Radical Conventions is not a survey exhibition; it does not attempt to paint a comprehensive picture of the cultural production of Cuban-born artists living and working in the US during the 1980s. Instead, it provides a counter-narrative to the prevailing discourse on Cuban American art (which tends to examine this material through the reductive lens of exile and displacement) and locates the cultural formation and artistic practice of its featured artists in nuanced social and political contexts. By dispensing with the more typical binary-identity focused approach, the works reveal the impact of other identities. Beyond biculturalism, issues related to sexuality, gender, religion, class, and political positionings—especially vis-à-vis Cuba and Cuba/US relations—are addressed within the wider aesthetic frameworks of the American avant-garde of the late 1970s and 1980s. Radical Conventions also places the works on view in dialogue with the most pressing issues of this pivotal decade: HIV/AIDS, identity politics, culture wars, postmodernism, Mariel, and Reagan-era conservatism.

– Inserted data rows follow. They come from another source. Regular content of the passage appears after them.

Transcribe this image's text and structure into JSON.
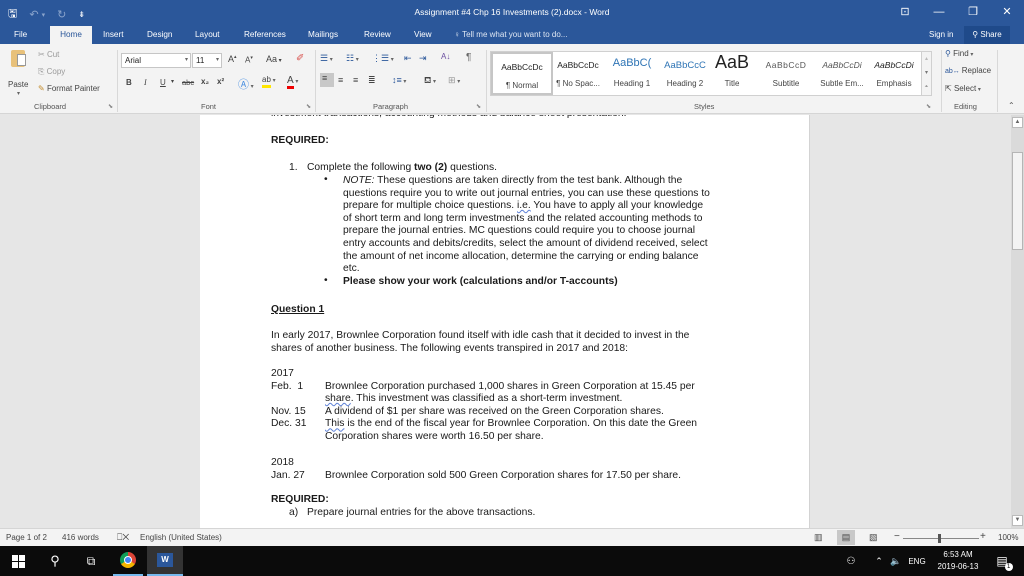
{
  "window": {
    "title": "Assignment #4 Chp 16 Investments (2).docx - Word",
    "controls": {
      "ribbon_display": "⊡",
      "minimize": "—",
      "restore": "❐",
      "close": "✕"
    }
  },
  "qat": {
    "save": "🖫",
    "undo": "↶",
    "undo_dd": "▾",
    "redo": "↻",
    "customize": "⇟"
  },
  "tabs": [
    {
      "label": "File"
    },
    {
      "label": "Home"
    },
    {
      "label": "Insert"
    },
    {
      "label": "Design"
    },
    {
      "label": "Layout"
    },
    {
      "label": "References"
    },
    {
      "label": "Mailings"
    },
    {
      "label": "Review"
    },
    {
      "label": "View"
    }
  ],
  "tell_me": "Tell me what you want to do...",
  "sign_in": "Sign in",
  "share": "Share",
  "ribbon": {
    "clipboard": {
      "label": "Clipboard",
      "paste": "Paste",
      "cut": "Cut",
      "copy": "Copy",
      "format_painter": "Format Painter"
    },
    "font": {
      "label": "Font",
      "font_name": "Arial",
      "font_size": "11",
      "grow": "A",
      "shrink": "A",
      "case": "Aa",
      "bold": "B",
      "italic": "I",
      "underline": "U",
      "strike": "abc",
      "subscript": "x₂",
      "superscript": "x²"
    },
    "paragraph": {
      "label": "Paragraph",
      "pilcrow": "¶"
    },
    "styles": {
      "label": "Styles",
      "items": [
        {
          "sample": "AaBbCcDc",
          "name": "¶ Normal"
        },
        {
          "sample": "AaBbCcDc",
          "name": "¶ No Spac..."
        },
        {
          "sample": "AaBbC(",
          "name": "Heading 1"
        },
        {
          "sample": "AaBbCcC",
          "name": "Heading 2"
        },
        {
          "sample": "AaB",
          "name": "Title"
        },
        {
          "sample": "AaBbCcD",
          "name": "Subtitle"
        },
        {
          "sample": "AaBbCcDi",
          "name": "Subtle Em..."
        },
        {
          "sample": "AaBbCcDi",
          "name": "Emphasis"
        }
      ]
    },
    "editing": {
      "label": "Editing",
      "find": "Find",
      "replace": "Replace",
      "select": "Select"
    }
  },
  "document": {
    "top_line": "investment transactions, accounting methods and balance sheet presentation.",
    "required_1": "REQUIRED:",
    "item1_num": "1.",
    "item1_pre": "Complete the following ",
    "item1_bold": "two (2)",
    "item1_post": " questions.",
    "note_label": "NOTE:",
    "note_lines": [
      " These questions are taken directly from the test bank. Although the",
      "questions require you to write out journal entries, you can use these questions to",
      "prepare for multiple choice questions. ",
      "of short term and long term investments and the related accounting methods to",
      "prepare the journal entries. MC questions could require you to choose journal",
      "entry accounts and debits/credits, select the amount of dividend received, select",
      "the amount of net income allocation, determine the carrying or ending balance",
      "etc."
    ],
    "note_ie": "i.e.",
    "note_line3_tail": " You have to apply all your knowledge",
    "bullet2": "Please show your work (calculations and/or T-accounts)",
    "question_heading": "Question 1",
    "intro_lines": [
      "In early 2017, Brownlee Corporation found itself with idle cash that it decided to invest in the",
      "shares of another business. The following events transpired in 2017 and 2018:"
    ],
    "year1": "2017",
    "events_2017": [
      {
        "date": "Feb.  1",
        "lines": [
          "Brownlee Corporation purchased 1,000 shares in Green Corporation at 15.45 per"
        ]
      },
      {
        "date": "",
        "lines": [
          "share",
          ". This investment was classified as a short-term investment."
        ]
      },
      {
        "date": "Nov. 15",
        "lines": [
          "A dividend of $1 per share was received on the Green Corporation shares."
        ]
      },
      {
        "date": "Dec. 31",
        "lines": [
          "This",
          " is the end of the fiscal year for Brownlee Corporation. On this date the Green"
        ]
      },
      {
        "date": "",
        "lines": [
          "Corporation shares were worth 16.50 per share."
        ]
      }
    ],
    "year2": "2018",
    "event_2018": {
      "date": "Jan. 27",
      "text": "Brownlee Corporation sold 500 Green Corporation shares for 17.50 per share."
    },
    "required_2": "REQUIRED:",
    "req_a_label": "a)",
    "req_a_text": "Prepare journal entries for the above transactions."
  },
  "statusbar": {
    "page": "Page 1 of 2",
    "words": "416 words",
    "language": "English (United States)",
    "zoom": "100%",
    "zoom_level_percent": 100
  },
  "taskbar": {
    "time": "6:53 AM",
    "date": "2019-06-13",
    "lang": "ENG",
    "notifications": "1"
  }
}
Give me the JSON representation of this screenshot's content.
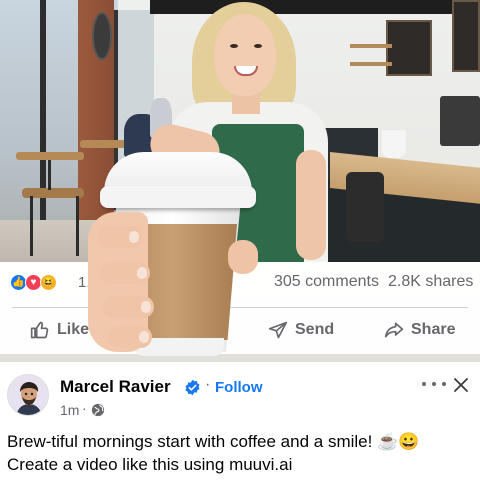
{
  "post": {
    "reactions": {
      "icons": [
        "like-icon",
        "love-icon",
        "haha-icon"
      ],
      "count": "1.2",
      "comments": "305 comments",
      "shares": "2.8K shares"
    },
    "actions": {
      "like": "Like",
      "comment_partial": "t",
      "send": "Send",
      "share": "Share"
    },
    "author": {
      "name": "Marcel Ravier",
      "follow": "Follow",
      "dot_separator": "·",
      "time": "1m",
      "visibility_icon": "globe-icon"
    },
    "caption_line1": "Brew-tiful mornings start with coffee and a smile! ☕😀",
    "caption_line2": "Create a video like this using muuvi.ai"
  },
  "colors": {
    "accent_blue": "#1877f2",
    "secondary_text": "#65676b",
    "like_blue": "#1877f2",
    "love_red": "#f33e58",
    "haha_yellow": "#f7b125"
  }
}
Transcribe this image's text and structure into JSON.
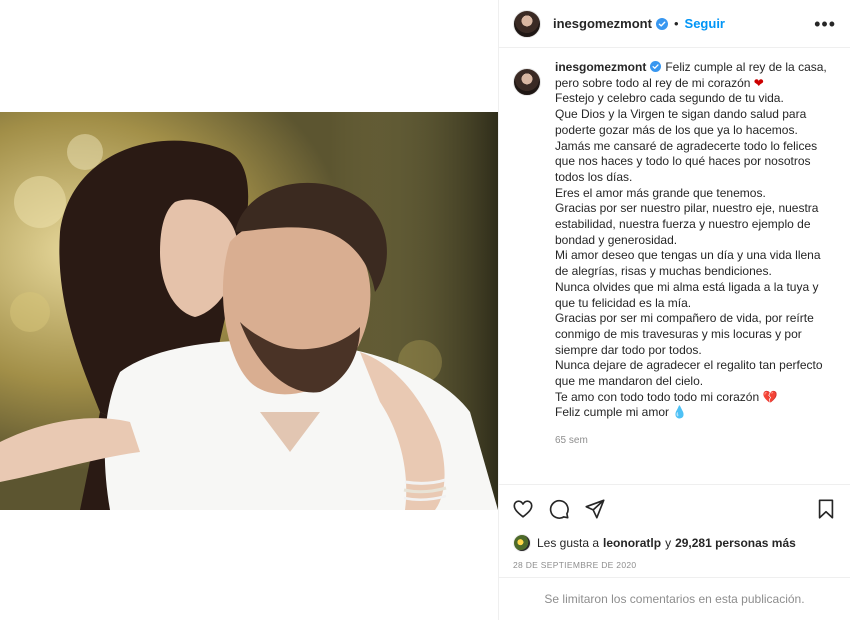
{
  "post": {
    "username": "inesgomezmont",
    "separator": "•",
    "follow_label": "Seguir",
    "more_label": "•••"
  },
  "caption": {
    "first_line": "Feliz cumple al rey de la casa, pero sobre todo al rey de mi corazón",
    "lines": [
      "Festejo y celebro cada segundo de tu vida.",
      "Que Dios y la Virgen te sigan dando salud para poderte gozar más de los que ya lo hacemos.",
      "Jamás me cansaré de agradecerte todo lo felices que nos haces y todo lo qué haces por nosotros todos los días.",
      "Eres el amor más grande que tenemos.",
      "Gracias por ser nuestro pilar, nuestro eje, nuestra estabilidad, nuestra fuerza y nuestro ejemplo de bondad y generosidad.",
      "Mi amor deseo que tengas un día y una vida llena de alegrías, risas y muchas bendiciones.",
      "Nunca olvides que mi alma está ligada a la tuya y que tu felicidad es la mía.",
      "Gracias por ser mi compañero de vida, por reírte conmigo de mis travesuras y mis locuras y por siempre dar todo por todos.",
      "Nunca dejare de agradecer el regalito tan perfecto que me mandaron del cielo."
    ],
    "love_line": "Te amo con todo todo todo mi corazón",
    "last_line": "Feliz cumple mi amor",
    "heart_red": "❤",
    "heart_broken": "💔",
    "heart_blue": "💧",
    "time_ago": "65 sem"
  },
  "likes": {
    "prefix": "Les gusta a",
    "user": "leonoratlp",
    "connector": "y",
    "count_text": "29,281 personas más"
  },
  "date_text": "28 de septiembre de 2020",
  "comments_disabled": "Se limitaron los comentarios en esta publicación.",
  "icons": {
    "like": "heart-outline-icon",
    "comment": "comment-bubble-icon",
    "share": "paper-plane-icon",
    "save": "bookmark-icon",
    "verified": "verified-badge-icon"
  },
  "colors": {
    "accent": "#0095f6",
    "muted": "#8e8e8e",
    "text": "#262626",
    "border": "#efefef",
    "verified": "#3897f0"
  }
}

Although these practitioners worked largely within the conventional parameters of contemporary art, their radicality resides in the culturally specific ways in which they engaged with artistic norms, often broadening and challenging pictorial and conceptual frameworks associated with painting, drawing, photography, video, and performance art. Some turned to the visual language of Neo-Expressionism, Surrealism, and Magic Realism, in line with the resurgence of figuration that defined the visual arts from this period. Others relied on parody, humor, and a deconstructive tendency aligned with the Postmodernist discourse that dominated the cultural production of the 1980s.
Radical Conventions and its accompanying catalogue make important contributions to the critical literature on Cuban American and Latinx art and challenges what defines “American Art” more broadly.